Bajo la batuta de Andrei Kózyriev (1992-1996), la política exterior rusa estaba en manos de una marioneta de Washington que fue puesta como premio al frente de la farmacéutica americana ICN al ser cesada. El gran proyecto geopolítico para Rusia de estrategas de Washington como Zbigniew Brzezinski era disolver el país en cuatro o cinco repúblicas geopolíticamente irrelevantes -un escenario que Rusia nunca se planteó para Estados Unidos ni en los momentos más bollantes del poder soviético y cuyo precedente histórico más próximo es el proyecto de disolución de la URSS del Reichsministerium für die besetzten Ostgebiete bajo la dirección del nazi Alfred Rosenberg. En las presidenciales de junio/ julio de 1996 la complicidad de Estados Unidos fue clave para facilitar la financiación ilegal de la campaña de Yeltsin y la manipulación informativa que le acompañó, lo que impidió una probable victoria comunista…
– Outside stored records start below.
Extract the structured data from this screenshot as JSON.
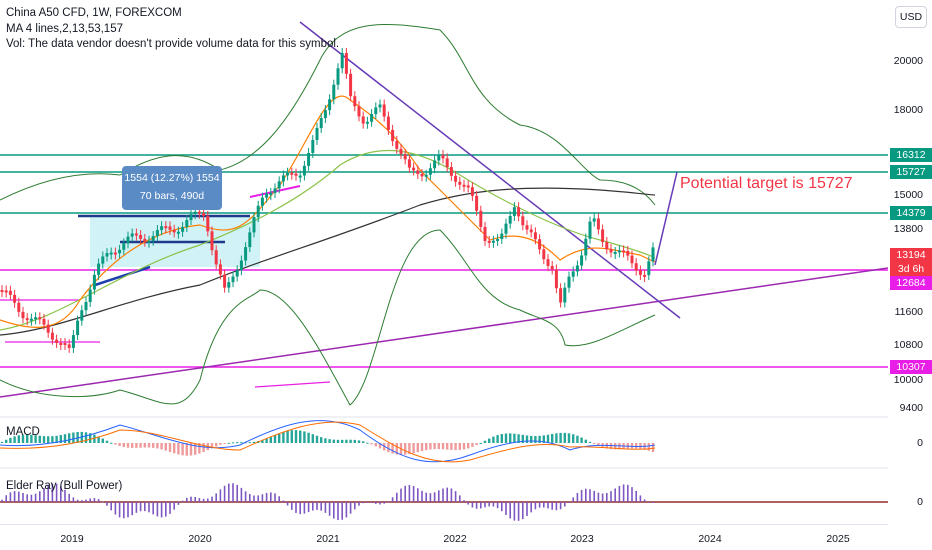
{
  "legend": {
    "symbol_line": "China A50 CFD, 1W, FOREXCOM",
    "ma_line": "MA 4 lines,2,13,53,157",
    "vol_line": "Vol: The data vendor doesn't provide volume data for this symbol."
  },
  "panes": {
    "macd_label": "MACD",
    "elder_label": "Elder Ray (Bull Power)",
    "macd_zero": "0",
    "elder_zero": "0"
  },
  "currency_button": "USD",
  "measure_tool": {
    "line1": "1554 (12.27%) 1554",
    "line2": "70 bars, 490d"
  },
  "annotation_text": "Potential target is 15727",
  "price_axis": [
    "20000",
    "18000",
    "15000",
    "13800",
    "11600",
    "10800",
    "10000",
    "9400"
  ],
  "price_tags": [
    {
      "value": "16312",
      "color": "#089981"
    },
    {
      "value": "15727",
      "color": "#089981"
    },
    {
      "value": "14379",
      "color": "#089981"
    },
    {
      "value": "13194",
      "color": "#f23645"
    },
    {
      "value": "3d 6h",
      "color": "#f23645"
    },
    {
      "value": "12684",
      "color": "#e91ee6"
    },
    {
      "value": "10307",
      "color": "#e91ee6"
    }
  ],
  "time_axis": [
    "2019",
    "2020",
    "2021",
    "2022",
    "2023",
    "2024",
    "2025"
  ],
  "colors": {
    "horizontal_level": "#089981",
    "support_level": "#e91ee6",
    "trendline": "#673ab7",
    "bollinger": "#2e7d32",
    "up_candle": "#089981",
    "down_candle": "#f23645"
  }
}
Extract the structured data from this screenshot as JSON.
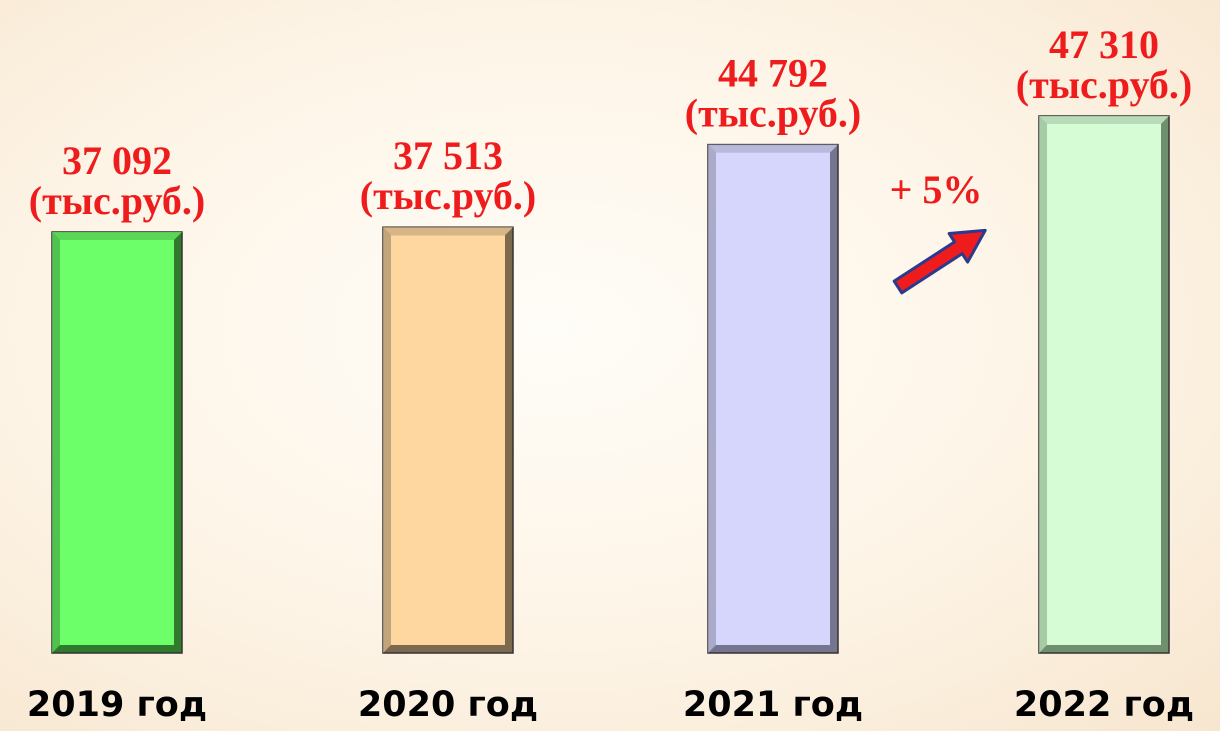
{
  "chart_data": {
    "type": "bar",
    "categories": [
      "2019 год",
      "2020 год",
      "2021 год",
      "2022 год"
    ],
    "values": [
      37092,
      37513,
      44792,
      47310
    ],
    "value_labels": [
      "37 092",
      "37 513",
      "44 792",
      "47 310"
    ],
    "unit_label": "(тыс.руб.)",
    "bar_colors": [
      "#6cff6a",
      "#fdd6a0",
      "#d6d6fc",
      "#d5fcd5"
    ],
    "bar_edge_colors": [
      "#2f7a2d",
      "#7d6a4e",
      "#75758f",
      "#6f8f6f"
    ],
    "ylim": [
      0,
      60000
    ],
    "grid": false,
    "legend": "none",
    "annotation": {
      "text": "+ 5%",
      "color": "#ee1c1c",
      "arrow_color": "#ee1c1c",
      "arrow_outline": "#2b3a8f"
    },
    "title": "",
    "xlabel": "",
    "ylabel": ""
  }
}
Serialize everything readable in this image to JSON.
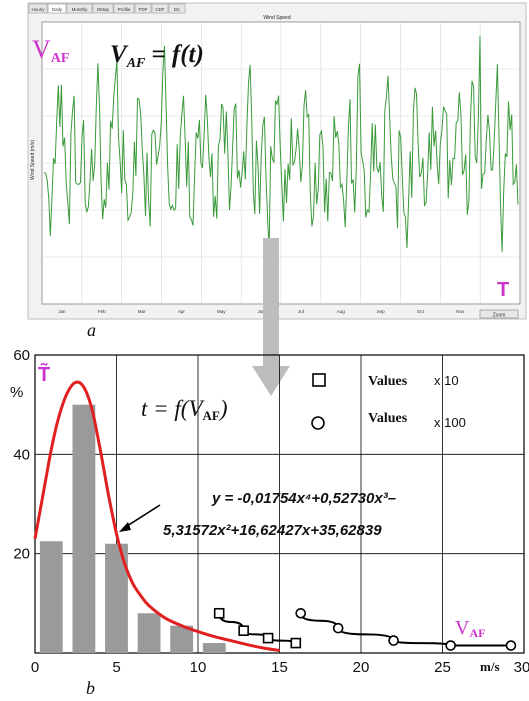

Que mucho de todo esto fuera consentido e incluso propiciado por la clase política rusa cuya preocupación central en aquella época era llenarse los bolsillos, no cambia gran cosa el asunto: Después, cuando con Putin la prioridad fue la estabilización de lo adquirido y la recuperación de Rusia, Washington promocionó las revoluciones de colores en diversos países del entorno ruso y apoyó siempre ese escenario en la propia Rusia, sosteniendo económica e informativamente a organizaciones no gubernamentales y defensores de derechos humanos -muchos de ellos más que honorables- cuya acción consideraba favorable a sus intereses.
Clave de la recuperación rusa de principios de siglo XXI ha sido la sumisión del complejo energético a los intereses del Estado. Fue entonces, cuando se percató de que Putin ponía fin a la bananización de Rusia, cuando Washington apostó por el magnate Mijail Jodorkovski.
Propietario de Yukos, la mayor compañía petrolera rusa, y principal beneficiario de la privatización energética de los noventa, Jodorkovski se preparaba para desafiar electoralmente a Putin. En 2003 se disponía a trazar para ello vínculos económicos estratégicos con Occidente como la venta de una tercera parte de las acciones de Yukos a la norteamericana Exxon-Mobil (22.000 millones de dólares), la construcción de un oleoducto hacia China y de una terminal para la exportación a occidente en Murmansk con la que pretendía determinar el sentido de la exportación de crudo. Todo ello no solo rompía el pacto que Putin estableció con los magnates (respeto a las adquisiciones de la privatización a cambio de la no injerencia política y de la sumisión al Estado), sino que privaba al Kremlin de la principal baza geopolítica para la recuperación de Rusia: el uso de su potencia energética.
Jodorkovski, “adoptó decisiones que afectaban al destino y soberanía del Estado y que no podían dejarse en manos de un solo hombre guiado por sus propios intereses”, explicó Putin en su día. Jodorkovski fue encarcelado e inmediatamente beatificado en Occidente hasta su puesta en libertad…
Este tipo de injerencia en los asuntos de Rusia ha sido una constante -cualquier ruso lo sabe- y sitúa en su debido lugar el presunto escándalo de los hackers rusos en la campaña electoral americana. La simple realidad es que, en la hipótesis más extrema e indemostrable -con Putin manejando personalmente la operación- todo el asunto es bastante inocente. Más aún: al lado de lo que el valeroso disidente Eduard Snowden ha revelado al demostrar documentalmente la existencia de Big Brother y su control global total de las comunicaciones por Estados Unidos a través de la NSA, este episodio de los correos de Doña Hillary se parece mucho a una descomunal tomadura de pelo.